Smith is an attorney who has a law office in Columbus. He was narrowly defeated by Billy McCoy, D-Rienzi, in the race for the Speaker of the House in 2008. He is currently the Chairman for the Ways and Means Committee.

According to the Mississippi Secretary of State’s website, Smith filed a campaign finance report on June 10. The report claims he has taken in $41, 608 and has a balance of $23,558.

His largest donors include Electric Power Association of MS PAC — $1,500; ENPAC MS– $1,000; MS Coalition for Progress –$1,000; Neel Schaffer — $1,000; MS Concrete Industries Assoc. PAC — $1,000; BNSF Railway — $500 and Cornerstone Government Affairs — $500.

His largest donor was from MAE PAC in Tuscaloosa for $2,000. In fact, the June report does not show any donations made to the Smith campaign from local doors. The majority of his campaign money was donated from businesses and donors from the Jackson area, as well as Alabama, Texas and Washington DC.
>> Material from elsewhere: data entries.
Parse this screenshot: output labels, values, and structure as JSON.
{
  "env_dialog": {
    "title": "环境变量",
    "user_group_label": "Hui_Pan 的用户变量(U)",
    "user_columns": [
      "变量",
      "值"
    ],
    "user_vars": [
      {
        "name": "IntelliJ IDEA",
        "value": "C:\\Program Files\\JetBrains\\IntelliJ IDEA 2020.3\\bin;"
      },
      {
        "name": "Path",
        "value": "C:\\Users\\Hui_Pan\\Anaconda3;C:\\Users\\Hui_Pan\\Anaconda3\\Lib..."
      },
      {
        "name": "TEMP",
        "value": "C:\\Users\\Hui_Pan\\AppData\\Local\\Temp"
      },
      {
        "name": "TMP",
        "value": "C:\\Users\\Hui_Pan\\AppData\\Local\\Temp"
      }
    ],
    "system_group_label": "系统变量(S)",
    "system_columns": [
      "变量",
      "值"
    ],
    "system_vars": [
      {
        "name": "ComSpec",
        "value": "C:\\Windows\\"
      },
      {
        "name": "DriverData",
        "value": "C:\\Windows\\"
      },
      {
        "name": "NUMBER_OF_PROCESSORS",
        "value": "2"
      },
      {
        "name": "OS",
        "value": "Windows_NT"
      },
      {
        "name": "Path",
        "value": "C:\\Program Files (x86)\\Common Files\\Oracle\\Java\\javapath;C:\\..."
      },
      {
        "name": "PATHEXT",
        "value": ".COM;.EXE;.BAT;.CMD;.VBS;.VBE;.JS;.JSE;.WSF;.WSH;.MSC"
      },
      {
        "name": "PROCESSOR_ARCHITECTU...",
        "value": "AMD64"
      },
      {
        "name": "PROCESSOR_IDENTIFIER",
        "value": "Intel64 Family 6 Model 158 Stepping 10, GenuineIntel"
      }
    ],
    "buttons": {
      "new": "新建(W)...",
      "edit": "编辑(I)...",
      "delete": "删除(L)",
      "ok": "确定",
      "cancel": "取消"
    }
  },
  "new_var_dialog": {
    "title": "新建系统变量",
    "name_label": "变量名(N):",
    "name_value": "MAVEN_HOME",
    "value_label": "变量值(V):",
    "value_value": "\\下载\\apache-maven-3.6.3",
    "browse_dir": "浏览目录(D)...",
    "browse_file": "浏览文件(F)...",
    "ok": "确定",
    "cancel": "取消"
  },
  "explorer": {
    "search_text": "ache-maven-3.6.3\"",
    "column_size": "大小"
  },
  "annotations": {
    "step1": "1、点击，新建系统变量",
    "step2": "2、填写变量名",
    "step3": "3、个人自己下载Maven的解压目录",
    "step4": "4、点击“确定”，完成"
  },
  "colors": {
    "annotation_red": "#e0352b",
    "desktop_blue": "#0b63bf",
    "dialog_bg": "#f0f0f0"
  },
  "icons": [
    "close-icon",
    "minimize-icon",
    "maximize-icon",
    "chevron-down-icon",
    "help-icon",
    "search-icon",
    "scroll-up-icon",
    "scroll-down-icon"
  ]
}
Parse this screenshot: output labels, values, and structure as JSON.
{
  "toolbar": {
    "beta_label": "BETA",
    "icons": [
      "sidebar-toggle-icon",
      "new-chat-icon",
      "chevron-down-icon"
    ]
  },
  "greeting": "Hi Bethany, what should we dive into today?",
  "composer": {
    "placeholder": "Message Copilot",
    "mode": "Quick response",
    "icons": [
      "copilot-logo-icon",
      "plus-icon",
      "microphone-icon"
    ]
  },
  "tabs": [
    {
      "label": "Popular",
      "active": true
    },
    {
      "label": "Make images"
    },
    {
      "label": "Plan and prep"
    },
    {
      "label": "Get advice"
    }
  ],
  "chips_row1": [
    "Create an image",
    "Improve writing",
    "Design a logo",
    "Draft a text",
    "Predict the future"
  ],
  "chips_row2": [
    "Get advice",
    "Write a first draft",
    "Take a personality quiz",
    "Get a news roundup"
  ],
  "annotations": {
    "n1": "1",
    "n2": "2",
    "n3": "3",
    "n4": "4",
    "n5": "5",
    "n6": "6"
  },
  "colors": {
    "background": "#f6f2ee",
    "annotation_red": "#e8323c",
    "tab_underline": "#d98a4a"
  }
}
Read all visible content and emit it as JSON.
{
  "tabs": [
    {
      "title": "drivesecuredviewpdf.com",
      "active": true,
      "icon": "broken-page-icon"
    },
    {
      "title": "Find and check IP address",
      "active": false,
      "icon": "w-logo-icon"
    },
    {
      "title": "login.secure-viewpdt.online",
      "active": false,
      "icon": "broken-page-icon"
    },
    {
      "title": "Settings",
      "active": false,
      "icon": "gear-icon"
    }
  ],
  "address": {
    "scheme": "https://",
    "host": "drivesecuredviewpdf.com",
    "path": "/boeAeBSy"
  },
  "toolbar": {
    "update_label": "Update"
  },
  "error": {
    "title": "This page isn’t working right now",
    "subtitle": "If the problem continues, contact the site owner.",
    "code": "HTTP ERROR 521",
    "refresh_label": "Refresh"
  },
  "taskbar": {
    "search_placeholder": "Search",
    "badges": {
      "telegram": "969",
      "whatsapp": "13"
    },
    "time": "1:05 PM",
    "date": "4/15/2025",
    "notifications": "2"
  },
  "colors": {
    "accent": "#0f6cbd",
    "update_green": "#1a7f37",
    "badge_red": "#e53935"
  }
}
His May filing with the SOS claimed a $1,000 donation from B. Keith Heard of Columbus. However, his January filing showed no local donations. But it did include a $1,000 contribution from the Mississippi Malt Beverage Association, $1,000 from Anheuser Busch (Budweiser), $500 from the Island View Casino in Gulfport, as well as contributions from drug manufacturer Pfizer (the largest U.S. manufacturer of injectable opioid products), tobacco manufacturer Swisher International (Swisher Sweets), both Atmos Energy and Mississippi Power, AT&T and Chevron. The donations came mostly from the Jackson area and states including New Jersey, California, Arkansas, Pennsylvania, Georgia and Virginia.

A 2015 report from claims Smith brought in almost $20,000 in out-of-state contributions. Contributors included Anheuser Busch, Pfizer, Motorola, Mississippi Power and Swisher International.

Smith also serves as the attorney for three boards – the Lowndes County School District, the Caledonia Natural Gas Board and Columbus Light and Water. While he served as attorney for CLW, he also received lobbying money from both Atmos Energy and Mississippi Power. For his services, Smith receives a base salary plus litigation fees, legal fees and a percentage for bond paperwork. For example, for one board he makes a base salary of about $70,000 plus fees, which could be more than $100,000 a year.

In May 2015, the Lowndes County School District issued a bond for $44 million for buildings and improvements, including the Career Technology Center. Smith received approximately $600,000 for his bond work. Both Smith and Lowndes County School District Superintendent Lynn Wright claimed the bond would not come at an increase to the taxpayers.

The school district has created a spending deficient of about $7 million. A member of the Lowndes County Board of Supervisors, who asked to remain anonymous, said the school district spent the bond money when they did not need to and on Feb. 28, 2018, Wright asked the county for money for furniture and equipment. The supervisor said the board denied the request, but he felt a tax increase from the school district is “inevitable.”